Haftungsrecht: Baubehörde kann bei fehlerhaft erteilter Baugenehmigung schadensersatzpflichtig sein
(13.2.2002) Bauherren können von der Baubehörde Schadensersatz verlangen, wenn sich die erteilte Baugenehmigung später als rechtswidrig erweist. Die erteilte Baugenehmigung schafft einen Vertrauenstatbestand.
Der Sachverhalt:
Die Klägerin beabsichtigte ein Einkaufszentrum zu errichten. Der Landkreis
(Beklagter) hatte ihr dazu 1995 eine Baugenehmigung erteilt. Der Grundstücksnachbar hatte
gegen die Genehmigung Widerspruch eingelegt, da die erforderlichen Abstandsflächen zu
seinem Grundstück nicht eingehalten worden waren. Auf seine Klage, verpflichtete das VG
die Klägerin, die Baustelle unverzüglich stillzulegen. Die Klägerin änderte daraufhin
die Pläne und konnte die Bauarbeiten, nachdem sie über ein Jahr ruhten, fortsetzen. Das
Gebäude wurde erst 1997 fertiggestellt. Die Klägerin verlangt vom Beklagten
Schadensersatz i.H.v. rund 4,5 Millionen DM, da sich der Bau so lange verzögert hatte.

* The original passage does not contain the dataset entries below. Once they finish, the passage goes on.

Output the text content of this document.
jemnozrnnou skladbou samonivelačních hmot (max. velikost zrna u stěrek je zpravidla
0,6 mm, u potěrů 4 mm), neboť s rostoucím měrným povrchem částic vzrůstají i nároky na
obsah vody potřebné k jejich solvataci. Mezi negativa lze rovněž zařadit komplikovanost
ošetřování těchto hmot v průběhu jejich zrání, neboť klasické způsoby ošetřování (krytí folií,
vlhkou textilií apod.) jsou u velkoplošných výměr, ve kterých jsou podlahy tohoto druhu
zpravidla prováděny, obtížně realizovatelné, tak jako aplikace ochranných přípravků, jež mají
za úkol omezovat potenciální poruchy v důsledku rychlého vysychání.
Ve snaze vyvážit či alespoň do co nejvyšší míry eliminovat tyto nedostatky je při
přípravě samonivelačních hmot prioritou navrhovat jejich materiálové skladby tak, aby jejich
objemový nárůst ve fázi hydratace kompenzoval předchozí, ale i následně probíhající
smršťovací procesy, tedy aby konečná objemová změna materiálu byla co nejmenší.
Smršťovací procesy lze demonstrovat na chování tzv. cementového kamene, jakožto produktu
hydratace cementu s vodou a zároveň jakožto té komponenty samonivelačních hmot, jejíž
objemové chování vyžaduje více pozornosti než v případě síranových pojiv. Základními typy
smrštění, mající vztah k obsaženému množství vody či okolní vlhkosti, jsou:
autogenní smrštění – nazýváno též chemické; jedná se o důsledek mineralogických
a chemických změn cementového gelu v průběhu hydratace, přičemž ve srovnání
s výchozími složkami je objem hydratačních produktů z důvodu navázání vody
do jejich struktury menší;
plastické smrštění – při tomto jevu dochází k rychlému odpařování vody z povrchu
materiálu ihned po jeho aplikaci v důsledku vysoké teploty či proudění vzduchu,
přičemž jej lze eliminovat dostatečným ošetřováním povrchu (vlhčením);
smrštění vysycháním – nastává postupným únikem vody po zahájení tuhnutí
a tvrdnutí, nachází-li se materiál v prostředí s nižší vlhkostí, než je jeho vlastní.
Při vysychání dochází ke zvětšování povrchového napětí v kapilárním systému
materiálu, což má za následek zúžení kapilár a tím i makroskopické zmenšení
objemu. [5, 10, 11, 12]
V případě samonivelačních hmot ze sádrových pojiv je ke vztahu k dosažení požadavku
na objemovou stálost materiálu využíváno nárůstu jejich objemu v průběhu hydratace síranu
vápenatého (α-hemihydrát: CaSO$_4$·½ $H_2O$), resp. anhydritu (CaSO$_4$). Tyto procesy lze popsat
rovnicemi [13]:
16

Die Vorinstanzen hatten die Klage abgewiesen. Die Revision der Klägerin hatte
schließlich Erfolg.
Die Gründe:
Die Klägerin kann von dem Beklagten Schadensersatz verlangen, weil sich die
Baugenehmigung des Beklagten als rechtswidrig erwiesen hat. Entgegen der Auffassung der
Vorinstanzen hat die Erteilung der Baugenehmigung einen schutzwürdigen
Vertrauenstatbestand für die Klägerin geschaffen. Es ist nicht gerechtfertigt der
Klägerin als Bauherrin das volle Risiko einer Fehlbeurteilung der Anforderungen der
maßgebenden Vorschrift des §15 BauNVO aufzubürden und die Bauaufsichtsbehörde insoweit
von jeglicher Verantwortung zu entlasten. §15 BauNVO ist die zentrale Bestimmung des
Bauplanungsrechts. Die sachgemäße Handhabung fällt damit in erster Linie in den
Verantwortungsbereich der Behörde.
Es ist zwar richtig, dass auch ein Bauherr die Richtigkeit einer Baugenehmigung noch einmal kritisch überprüfen muss. Insofern sind nicht nur objektive Umstände, sondern auch subjektive Kenntnisse und sich aufdrängende Erkenntnismöglichkeiten des erfahrenen Bauherrn zu berücksichtigen. Dies bedeutet aber nicht, dass das "Rechtsanwendungsrisiko" in vollem Umfang auf den Bürger verlagert werden kann.